Nadia: As I mentioned earlier, the French recognized the potential for planting Burgundian varietals on our rocky volcanic limestone soils that benefit from being in the cool Region III climate. (At Laetitia, we’re only three miles away from the ocean and the maritime fog layer sits on our land keeping it cool all morning long during the summer). Our other vineyard at Santa Barbara Highlands is at 3,200 feet in elevation, inland and is very mountainous, making it better suited to Bordeaux varietals with its hot days and cold nights. The hearty Cabernet Sauvignon and Sauvignon Blanc grapes there are able to withstand and thrive in the Region III climate and the short and intense growing season. We’ve really matched soil to varietal to create wines that ring true, showcasing our commitment to the region we love that’s been so good to our brand.

VAULT29: What can wine lovers expect to experience when visiting?

Nadia: When I think about Laetitia I'm proud of our family owned and family estate run vineyard. We have melded our international roots and sensibilities to very American soils. The landscape is beautiful: gentle rolling hills with larger unobstructed vineyards. Our tasting room is friendly right off the 101 Freeway on the way to San Luis Obispo, a three-hour drive from Los Angeles, making it very convenient to visit. We have many interesting wines to taste there beyond our 8 core broad market wines. We make 8 different Pinot Noirs for the Tasting Room. My favorite is the Whole Cluster Pinot Noir, sold exclusively there. We have 8 different wine clubs to choose from including a sparkling club. So we offer a great deal of variety partly because of our size but also because we really enjoy showcasing the many clones and wine making possibilities our estate has to offer.

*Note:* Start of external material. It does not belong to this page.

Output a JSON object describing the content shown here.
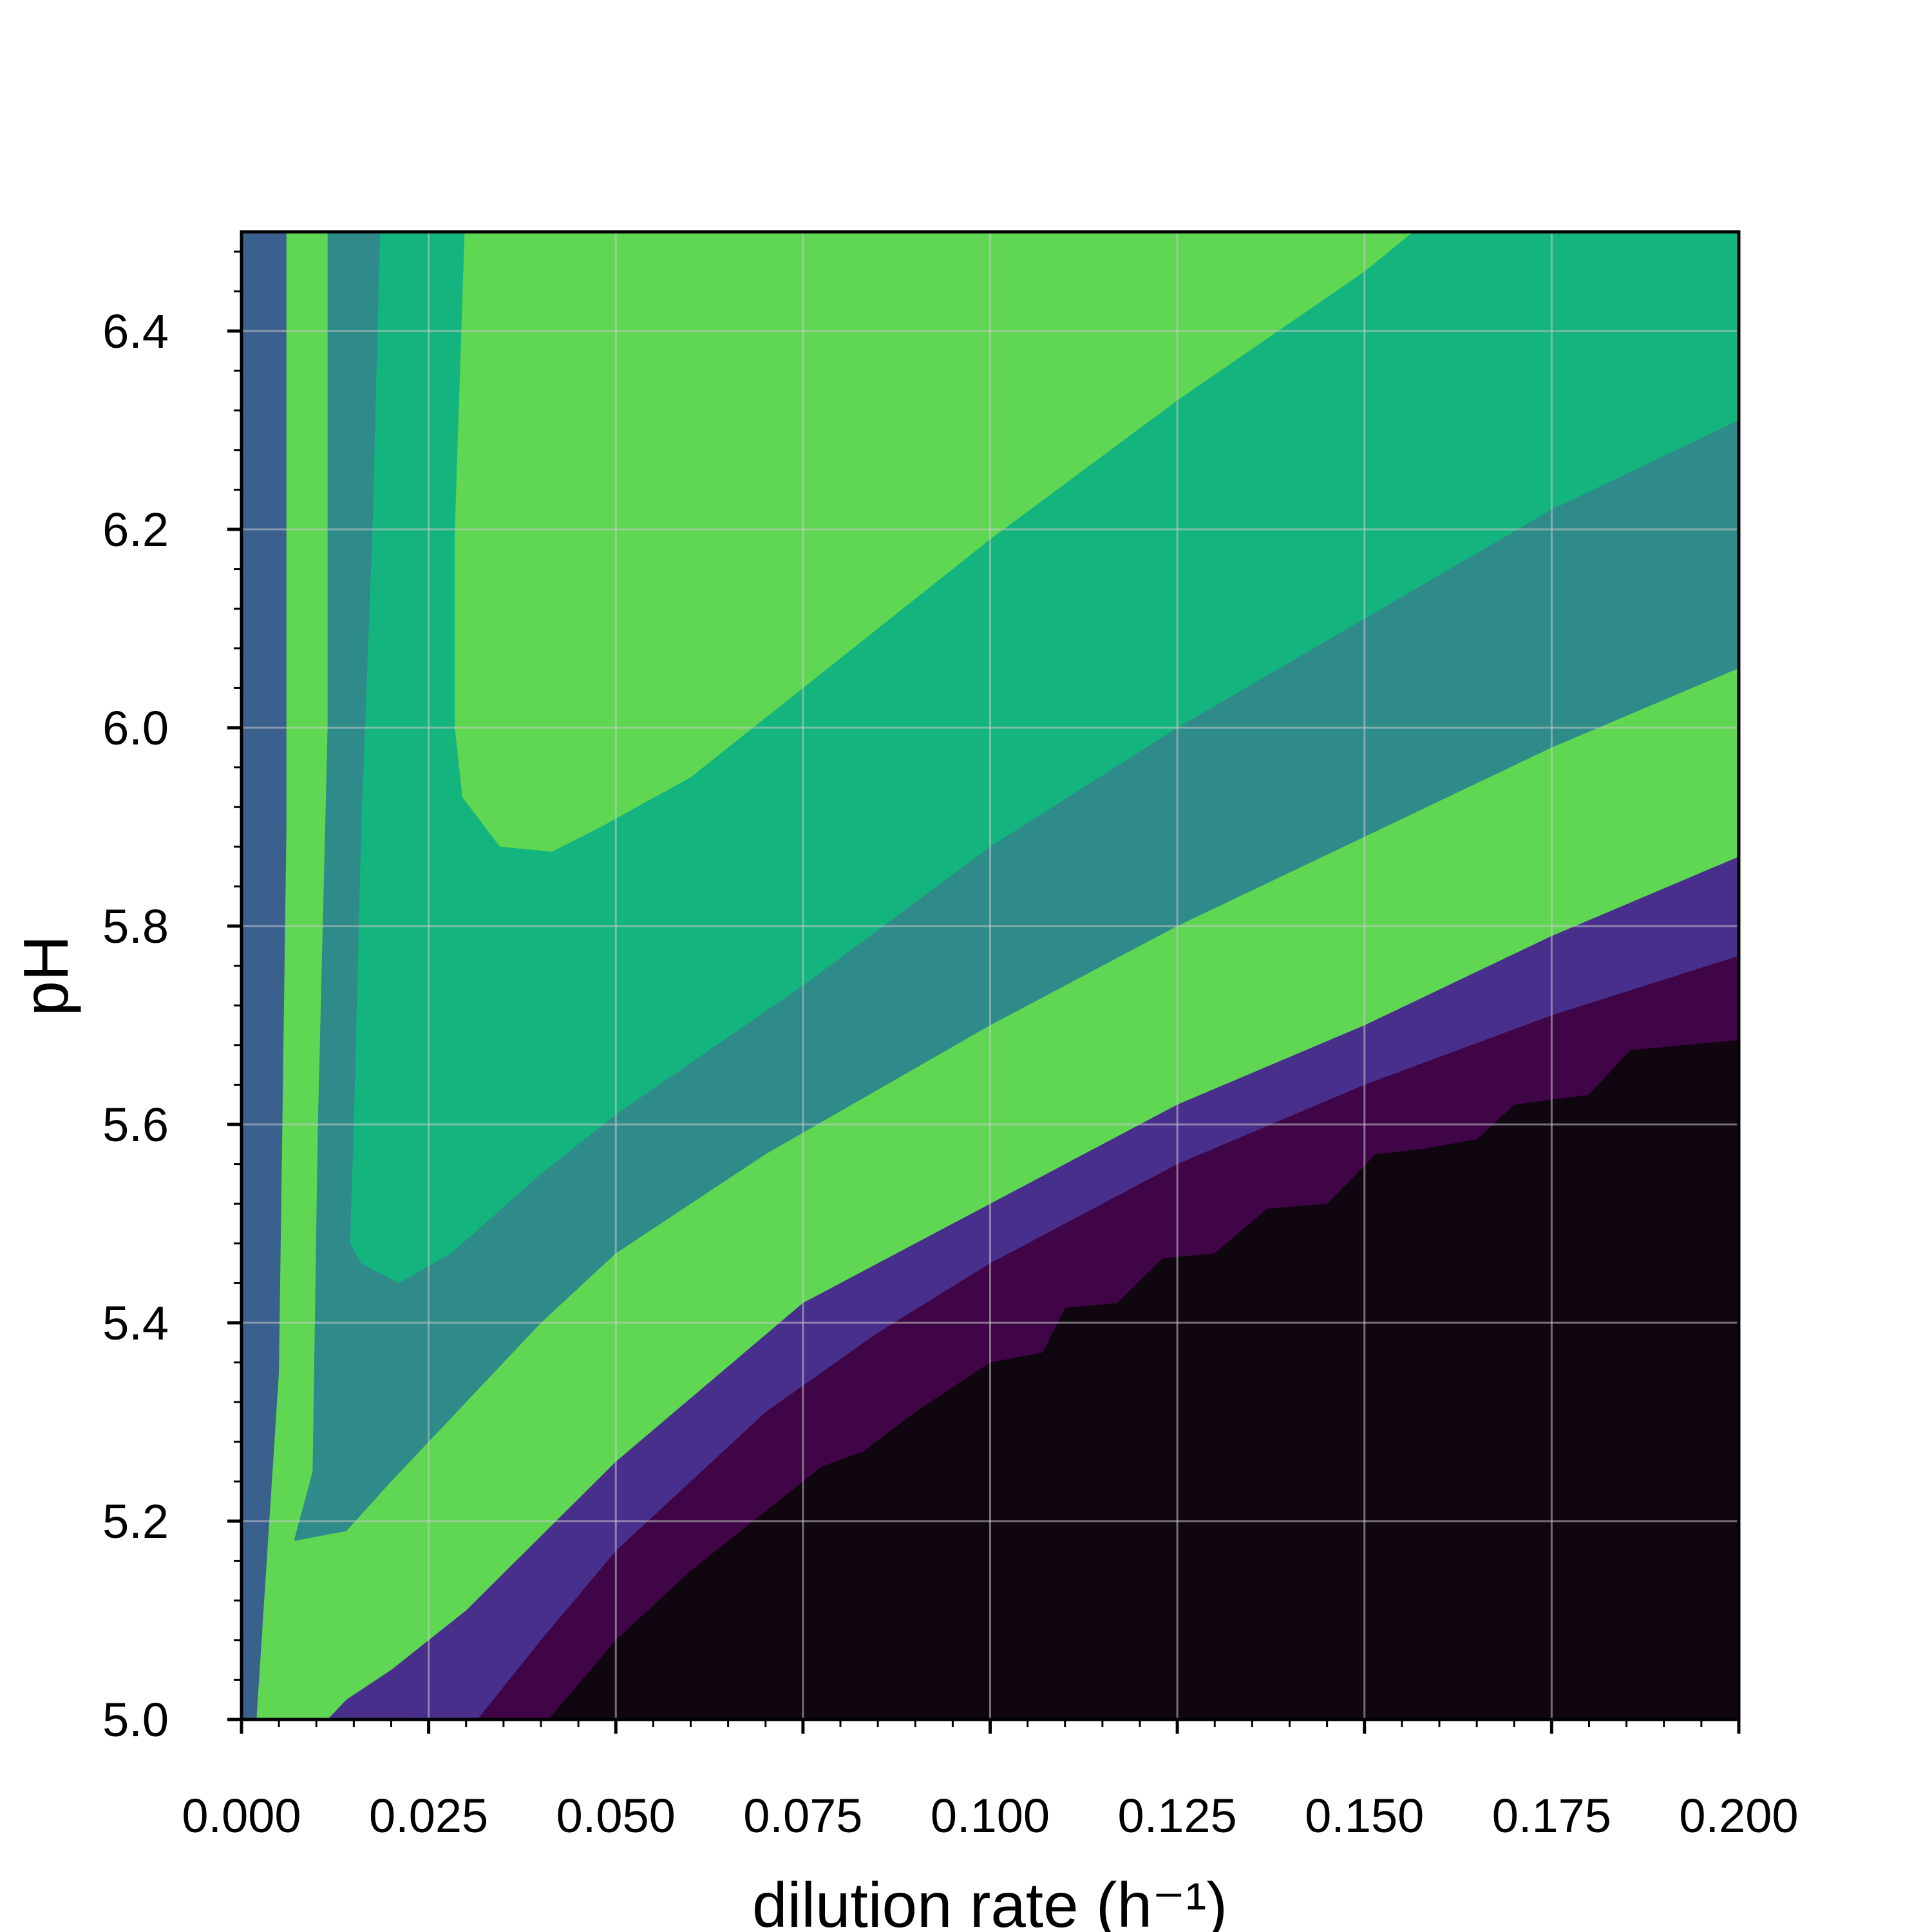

VAULT29: What does owning and working in a family business mean to you?

Nadia:  In our family it's a tradition that sons automatically work with their fathers; I feel so blessed that for the past 15 years my father has enabled and encouraged me to work directly with him. More recently, I've become the family face for our brands. 2015 marks our 17th year in the wine business and it's been a remarkable journey. We make delicious wines that are true to the terrior and pair beautifully with all kinds of food. This is particularly important to us. After all what's better than wine with food or food with wine?


VAULT29: Plan to attend any wine events locally or nationally? If so, where and when?

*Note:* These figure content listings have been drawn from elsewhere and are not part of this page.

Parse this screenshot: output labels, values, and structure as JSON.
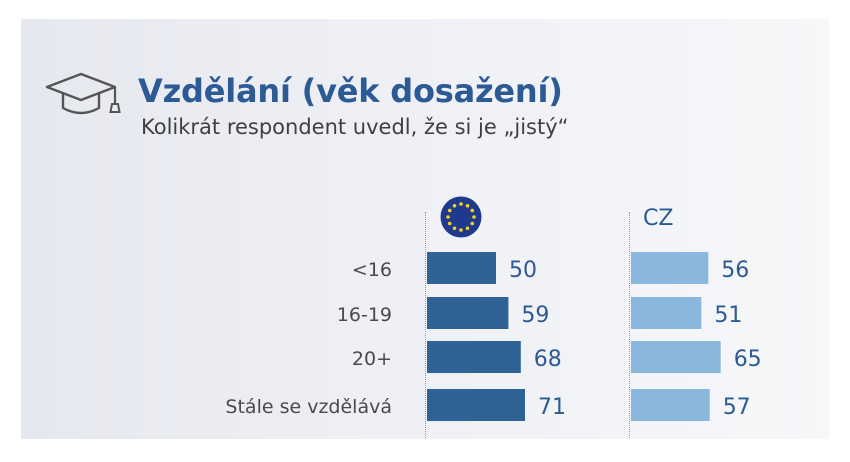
{
  "header": {
    "title": "Vzdělání (věk dosažení)",
    "subtitle": "Kolikrát respondent uvedl, že si je „jistý“",
    "icon": "graduation-cap-icon"
  },
  "columns": {
    "eu_icon": "eu-flag-icon",
    "cz_label": "CZ"
  },
  "colors": {
    "title": "#2c5a94",
    "eu_bar": "#2f6396",
    "cz_bar": "#8ab8dc",
    "value_text": "#2c5a94",
    "category_text": "#4a4a4a"
  },
  "chart_data": {
    "type": "bar",
    "orientation": "horizontal",
    "categories": [
      "<16",
      "16-19",
      "20+",
      "Stále se vzdělává"
    ],
    "series": [
      {
        "values": [
          50,
          59,
          68,
          71
        ]
      },
      {
        "name": "CZ",
        "values": [
          56,
          51,
          65,
          57
        ]
      }
    ],
    "grid": false
  }
}
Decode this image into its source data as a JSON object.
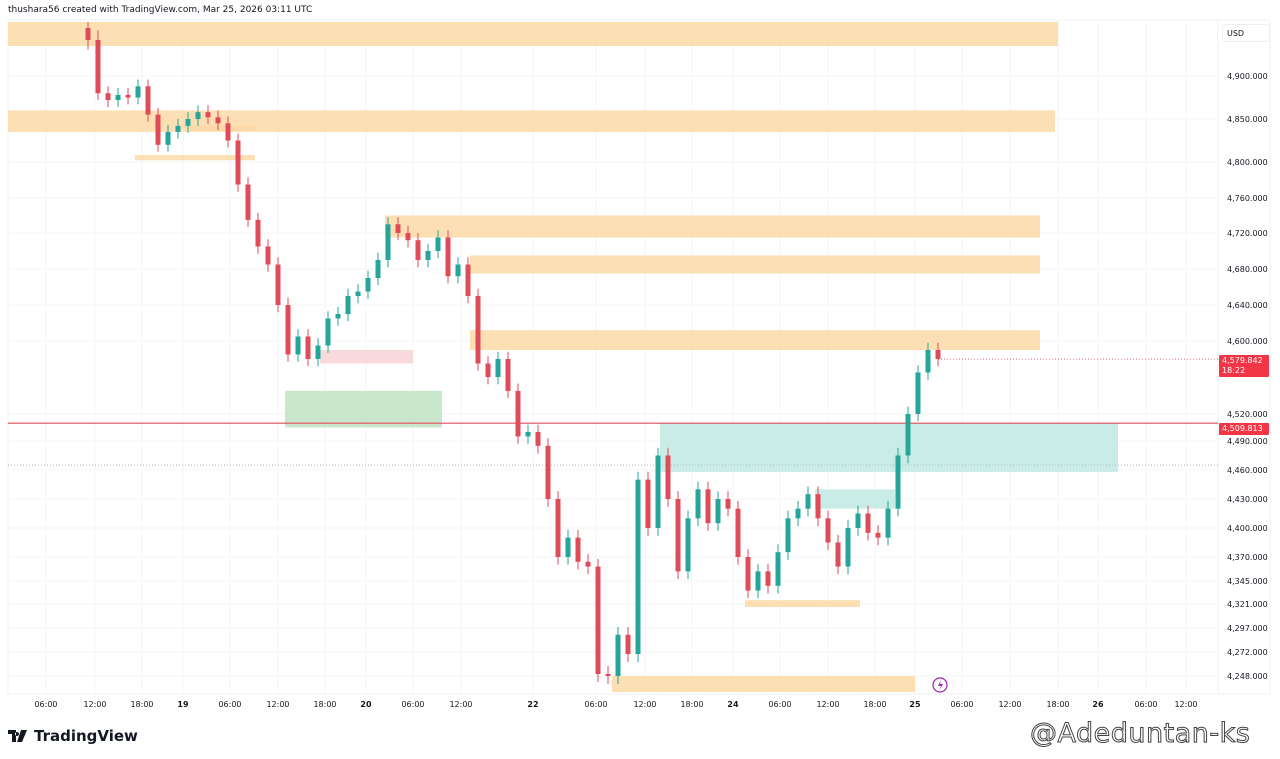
{
  "header": {
    "credit": "thushara56 created with TradingView.com, Mar 25, 2026 03:11 UTC"
  },
  "price_axis": {
    "currency": "USD"
  },
  "footer": {
    "brand": "TradingView"
  },
  "watermark": "@Adeduntan-ks",
  "colors": {
    "up": "#26a69a",
    "down": "#e04b5a",
    "zone_orange": "#fbd9a6",
    "zone_green": "#bfe3c3",
    "zone_pink": "#f8d3d6",
    "zone_cyan": "#bfe9e2",
    "line_red": "#e04b5a",
    "tag_red": "#f23645"
  },
  "chart_data": {
    "type": "candlestick",
    "xlabel": "",
    "ylabel": "",
    "ylim": [
      4232,
      4945
    ],
    "grid": true,
    "y_ticks": [
      "4,900.000",
      "4,850.000",
      "4,800.000",
      "4,760.000",
      "4,720.000",
      "4,680.000",
      "4,640.000",
      "4,600.000",
      "4,520.000",
      "4,490.000",
      "4,460.000",
      "4,430.000",
      "4,400.000",
      "4,370.000",
      "4,345.000",
      "4,321.000",
      "4,297.000",
      "4,272.000",
      "4,248.000"
    ],
    "x_ticks": [
      {
        "label": "06:00",
        "bold": false
      },
      {
        "label": "12:00",
        "bold": false
      },
      {
        "label": "18:00",
        "bold": false
      },
      {
        "label": "19",
        "bold": true
      },
      {
        "label": "06:00",
        "bold": false
      },
      {
        "label": "12:00",
        "bold": false
      },
      {
        "label": "18:00",
        "bold": false
      },
      {
        "label": "20",
        "bold": true
      },
      {
        "label": "06:00",
        "bold": false
      },
      {
        "label": "12:00",
        "bold": false
      },
      {
        "label": "22",
        "bold": true
      },
      {
        "label": "06:00",
        "bold": false
      },
      {
        "label": "12:00",
        "bold": false
      },
      {
        "label": "18:00",
        "bold": false
      },
      {
        "label": "24",
        "bold": true
      },
      {
        "label": "06:00",
        "bold": false
      },
      {
        "label": "12:00",
        "bold": false
      },
      {
        "label": "18:00",
        "bold": false
      },
      {
        "label": "25",
        "bold": true
      },
      {
        "label": "06:00",
        "bold": false
      },
      {
        "label": "12:00",
        "bold": false
      },
      {
        "label": "18:00",
        "bold": false
      },
      {
        "label": "26",
        "bold": true
      },
      {
        "label": "06:00",
        "bold": false
      },
      {
        "label": "12:00",
        "bold": false
      }
    ],
    "close": [
      4930,
      4880,
      4872,
      4878,
      4875,
      4888,
      4855,
      4820,
      4835,
      4842,
      4850,
      4858,
      4852,
      4845,
      4825,
      4775,
      4735,
      4705,
      4685,
      4640,
      4585,
      4605,
      4580,
      4595,
      4625,
      4630,
      4650,
      4655,
      4670,
      4690,
      4730,
      4720,
      4712,
      4690,
      4700,
      4715,
      4672,
      4685,
      4650,
      4575,
      4560,
      4580,
      4545,
      4495,
      4500,
      4485,
      4430,
      4370,
      4390,
      4365,
      4360,
      4250,
      4248,
      4290,
      4270,
      4450,
      4400,
      4475,
      4430,
      4355,
      4410,
      4440,
      4405,
      4430,
      4420,
      4370,
      4335,
      4355,
      4340,
      4375,
      4410,
      4420,
      4435,
      4410,
      4385,
      4360,
      4400,
      4415,
      4395,
      4390,
      4420,
      4475,
      4520,
      4565,
      4590,
      4580
    ],
    "last_price": {
      "value": "4,579.842",
      "countdown": "18:22"
    },
    "line_price": {
      "value": "4,509.813"
    },
    "zones": [
      {
        "top": 4945,
        "bottom": 4925,
        "color": "orange"
      },
      {
        "top": 4860,
        "bottom": 4835,
        "color": "orange"
      },
      {
        "top": 4842,
        "bottom": 4836,
        "color": "orange"
      },
      {
        "top": 4808,
        "bottom": 4802,
        "color": "orange"
      },
      {
        "top": 4740,
        "bottom": 4715,
        "color": "orange"
      },
      {
        "top": 4695,
        "bottom": 4675,
        "color": "orange"
      },
      {
        "top": 4612,
        "bottom": 4590,
        "color": "orange"
      },
      {
        "top": 4590,
        "bottom": 4575,
        "color": "pink"
      },
      {
        "top": 4545,
        "bottom": 4505,
        "color": "green"
      },
      {
        "top": 4510,
        "bottom": 4458,
        "color": "cyan"
      },
      {
        "top": 4440,
        "bottom": 4420,
        "color": "cyan"
      },
      {
        "top": 4325,
        "bottom": 4318,
        "color": "orange"
      },
      {
        "top": 4248,
        "bottom": 4232,
        "color": "orange"
      }
    ]
  }
}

Nadia:  One event that I'm especially excited for us to be attending is a Laetitia/NADIA dinner at the James Beard House in New York City on Saturday April 25th. Eric, Lino and I will all be there talking about our wine. Chef Chris Manning from Thomas Hill Organics in Paso Roble will be cooking. He's already familiar with our wines having cooked at the Laetitia Estate House last November. It was a faboulous pairing all round and I have no doubt this will be as phenomenal as the last one!